Handgun skill, practice, drills, and evaluations posts

Here’s a fun comparison.
I met up with some guys to shoot today.
AR15 DMR type training out to 700.

When it was done they wanted to try their guns on the figure 5 drill.

3 very competent shooters had a cold run between 30-35 seconds.

Me having the benefit of this being my primary handgun drill ran it sub 30 cold with my 12.5” AR.
Height over bore definitely got me though on the accuracy.

I finished with a shotgun run for fun. 8 in the gun with a pocket reload. Awesome, devistating to the target, but also comparably slow. They were all supposed to be buckshot, but I think at least one bird shell made its way into the tube. Maybe some slugs too. 🤣🤣

But the major takeaway was that shooting is shooting. That moving efficiently with a gun and Making hits at speed absolutely translates from handguns to carbines.IMG_1121.jpegIMG_1122.jpeg
 
Inspired by discussion in the “Most reliable and Shootable pistols” thread, let’s discuss some basic pistol drills here.

A majority of handgun training material is focused on police or military use.
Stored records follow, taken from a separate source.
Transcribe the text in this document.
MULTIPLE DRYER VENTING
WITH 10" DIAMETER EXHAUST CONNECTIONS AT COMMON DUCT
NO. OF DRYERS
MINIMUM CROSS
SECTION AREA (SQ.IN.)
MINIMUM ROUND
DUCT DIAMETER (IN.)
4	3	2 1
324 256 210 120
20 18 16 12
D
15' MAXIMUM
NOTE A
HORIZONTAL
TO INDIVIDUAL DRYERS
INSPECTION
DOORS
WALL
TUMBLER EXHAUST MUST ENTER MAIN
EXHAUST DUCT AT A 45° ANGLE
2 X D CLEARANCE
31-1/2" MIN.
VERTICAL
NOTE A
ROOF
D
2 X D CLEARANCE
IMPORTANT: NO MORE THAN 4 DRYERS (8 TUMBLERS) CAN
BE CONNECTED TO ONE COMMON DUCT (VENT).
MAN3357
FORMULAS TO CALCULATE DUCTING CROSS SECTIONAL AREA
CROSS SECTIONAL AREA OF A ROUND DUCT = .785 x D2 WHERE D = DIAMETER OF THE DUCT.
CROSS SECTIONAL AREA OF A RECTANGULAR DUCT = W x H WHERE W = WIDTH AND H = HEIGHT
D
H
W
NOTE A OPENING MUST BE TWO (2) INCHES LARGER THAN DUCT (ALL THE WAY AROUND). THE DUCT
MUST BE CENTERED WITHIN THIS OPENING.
So there is more emphasis on transitioning to other weapons, reloads, and other things that likely don’t apply to the average hunter. Making the assumption that most of us as hunters carry one handgun, with one magazine, and the other weapons on us may not be suitable for defense (bow, muzzleloader, etc.). So, I asked Form about a bear defense training or assessment drill.

Form’ suggested drill.

Grab your bear defense gun, and a couple loaded mags.

First, slow fire 10 rounds into NRA B8 at 25 yards for score. Form didn’t suggest a minimum, but I think a 90 is a reasonable goal.

Then:

“…3 of the same targets stacked in distance- one at 3.5 yards, one at 7, one at 15 yards. Start in the 15 yard target, shoot three rounds, then 3 at 7 yards, and 3 at 3.5 yards. All using a shot timer and all rounds must be in the 8 ring.”

If you shoot the drill post scores/times, and pics.
More to follow when I make it out to the range.
Thanks for the drills!
 
But the major takeaway was that shooting is shooting. That moving efficiently with a gun and Making hits at speed absolutely translates from handguns to carbines.
Neat results and sounds like a great day. This quoted part reminds me of hearing a similar message from some well known shooters on YouTube (I forget which unit but they were former sf, delta, or devgru) but the message was if you can shoot a pistol well, you can pretty quickly shoot a carbine well too, as the pistol is more challenging to master and much of the skills/fundamentals carry over.